Inclusion Criteria:

- Signed written informed consent prior to performing any study-specific procedures

- Patients with B-CLL and newly diagnosed not previously treated and biopsy proven
DLBCL Richter's transformation

- Computerised tomography (CT) scan performed within 6 weeks prior to starting
treatment.

- ECOG (Eastern Cooperative Oncology Group) Performance Status of 0, 1, 2 or 3

- Age 18 years and over.

Exclusion Criteria:

- Treatment for DLBCL within 6 months prior to registration.

- Known central nervous system (CNS) involvement of B-CLL.
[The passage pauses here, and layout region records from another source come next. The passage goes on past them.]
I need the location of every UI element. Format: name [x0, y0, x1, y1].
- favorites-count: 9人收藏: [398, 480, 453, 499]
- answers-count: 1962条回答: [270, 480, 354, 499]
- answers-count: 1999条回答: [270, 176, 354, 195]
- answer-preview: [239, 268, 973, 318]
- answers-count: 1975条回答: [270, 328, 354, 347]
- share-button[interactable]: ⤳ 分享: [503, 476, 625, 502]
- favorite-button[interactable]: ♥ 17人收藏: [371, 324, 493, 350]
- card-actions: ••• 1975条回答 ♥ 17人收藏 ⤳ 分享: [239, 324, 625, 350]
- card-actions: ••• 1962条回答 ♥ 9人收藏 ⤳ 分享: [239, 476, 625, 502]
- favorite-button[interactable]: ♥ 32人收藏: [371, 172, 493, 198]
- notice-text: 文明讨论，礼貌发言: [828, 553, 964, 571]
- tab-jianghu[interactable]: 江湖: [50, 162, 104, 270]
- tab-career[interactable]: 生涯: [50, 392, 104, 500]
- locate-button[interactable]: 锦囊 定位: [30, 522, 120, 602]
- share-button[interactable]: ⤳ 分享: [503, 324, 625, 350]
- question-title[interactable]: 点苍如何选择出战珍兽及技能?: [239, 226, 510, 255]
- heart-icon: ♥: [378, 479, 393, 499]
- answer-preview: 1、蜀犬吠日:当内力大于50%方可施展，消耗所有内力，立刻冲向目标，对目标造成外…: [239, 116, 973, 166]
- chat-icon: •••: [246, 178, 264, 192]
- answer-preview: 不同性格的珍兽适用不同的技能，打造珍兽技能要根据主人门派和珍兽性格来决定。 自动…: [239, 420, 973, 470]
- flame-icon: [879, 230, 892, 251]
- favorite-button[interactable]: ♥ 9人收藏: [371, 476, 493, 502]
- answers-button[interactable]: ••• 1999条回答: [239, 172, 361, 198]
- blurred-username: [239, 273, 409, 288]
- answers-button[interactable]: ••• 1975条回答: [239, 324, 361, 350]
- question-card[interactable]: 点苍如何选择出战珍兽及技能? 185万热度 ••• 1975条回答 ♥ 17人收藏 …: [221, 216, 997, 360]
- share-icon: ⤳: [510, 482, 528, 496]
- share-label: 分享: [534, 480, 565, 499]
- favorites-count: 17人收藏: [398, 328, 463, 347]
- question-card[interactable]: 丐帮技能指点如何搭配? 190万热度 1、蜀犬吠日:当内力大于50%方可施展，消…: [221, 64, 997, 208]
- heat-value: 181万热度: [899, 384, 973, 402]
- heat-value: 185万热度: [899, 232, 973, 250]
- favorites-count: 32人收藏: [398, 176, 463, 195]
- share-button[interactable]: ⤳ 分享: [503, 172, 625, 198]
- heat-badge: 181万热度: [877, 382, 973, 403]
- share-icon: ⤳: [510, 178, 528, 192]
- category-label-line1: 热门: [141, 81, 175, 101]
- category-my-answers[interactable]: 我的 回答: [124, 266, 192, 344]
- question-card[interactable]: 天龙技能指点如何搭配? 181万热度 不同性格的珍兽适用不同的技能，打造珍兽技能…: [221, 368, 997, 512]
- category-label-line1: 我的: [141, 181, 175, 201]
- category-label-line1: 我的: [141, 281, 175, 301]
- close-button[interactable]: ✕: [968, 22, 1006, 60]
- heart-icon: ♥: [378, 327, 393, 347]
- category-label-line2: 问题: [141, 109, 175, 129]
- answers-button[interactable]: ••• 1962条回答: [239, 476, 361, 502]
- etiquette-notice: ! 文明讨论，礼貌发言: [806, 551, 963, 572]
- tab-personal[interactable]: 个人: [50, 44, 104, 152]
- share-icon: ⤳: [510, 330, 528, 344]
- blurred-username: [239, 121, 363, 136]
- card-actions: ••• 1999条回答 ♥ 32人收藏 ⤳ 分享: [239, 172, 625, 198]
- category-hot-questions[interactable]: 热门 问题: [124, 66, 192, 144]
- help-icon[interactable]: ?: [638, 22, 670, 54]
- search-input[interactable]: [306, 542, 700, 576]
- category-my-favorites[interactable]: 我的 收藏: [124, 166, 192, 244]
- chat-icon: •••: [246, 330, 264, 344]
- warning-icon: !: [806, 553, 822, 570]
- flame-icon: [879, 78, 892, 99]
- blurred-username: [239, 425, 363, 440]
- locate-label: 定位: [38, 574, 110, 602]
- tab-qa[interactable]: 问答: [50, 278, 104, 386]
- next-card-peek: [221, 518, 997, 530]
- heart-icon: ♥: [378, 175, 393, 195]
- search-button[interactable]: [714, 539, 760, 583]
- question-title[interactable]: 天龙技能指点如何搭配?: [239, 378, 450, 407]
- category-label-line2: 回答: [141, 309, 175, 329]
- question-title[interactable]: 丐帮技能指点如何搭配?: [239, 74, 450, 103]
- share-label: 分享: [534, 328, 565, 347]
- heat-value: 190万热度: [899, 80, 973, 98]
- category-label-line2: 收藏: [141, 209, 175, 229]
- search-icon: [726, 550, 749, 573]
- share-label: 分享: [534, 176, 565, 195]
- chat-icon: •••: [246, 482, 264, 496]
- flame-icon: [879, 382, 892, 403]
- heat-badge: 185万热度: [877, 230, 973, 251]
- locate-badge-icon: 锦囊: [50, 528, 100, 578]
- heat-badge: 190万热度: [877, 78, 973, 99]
- Any malignancy that requires active treatment with the exception of basal cell
carcinoma and non-invasive squamous cell carcinoma.

- Chronic or ongoing active infectious disease requiring systemic treatment such as,
but not limited to, chronic renal infection, chronic chest infection with
bronchiectasis, tuberculosis and active hepatitis.

- Subjects meeting any of the following criteria must not be enrolled in the study:

- Positive serology for Hepatitis B (HB) defined as a positive test for HBsAg (the
surface antigen of the Hepatitis-B-Virus). In addition, if negative for HBsAg but
HBcAb (Hepatitis B core Antibody) positive (regardless of HBsAb status), a HB DNA
test will be performed and if positive the subject will be excluded. Consent will be
sought prior to any test being performed.

- Clinically significant cardiac disease including unstable angina, congestive heart
failure, and arrhythmia requiring therapy, with the exception of extra systoles or
minor conduction abnormalities.

- Significant concurrent, uncontrolled medical condition including, but not limited to,
renal, hepatic, haematological, gastrointestinal, endocrine, pulmonary, neurological,
cerebral or psychiatric disease.

- History of significant cerebrovascular disease in last 6 months.

- Known Human immunodeficiency virus (HIV) positive.

- Known or suspected hypersensitivity to components of investigational product.

- Patients who have received treatment with any non-marketed drug substance or
experimental therapy within 4 weeks prior to Visit 2 (start of treatment, cycle 1,
day 1).

- Current participation in any other interventional clinical study.

- Patients known or suspected of not being able to comply with a study protocol (e.g.
due to alcoholism, drug dependency or psychological disorder).

- Breast feeding women or women with a positive pregnancy test at screening.

- Women of childbearing potential not willing to use adequate contraception during
study and for 12 months after last dose of Ofatumumab. Adequate contraception is
defined as abstinence, hormonal birth control or intrauterine devices.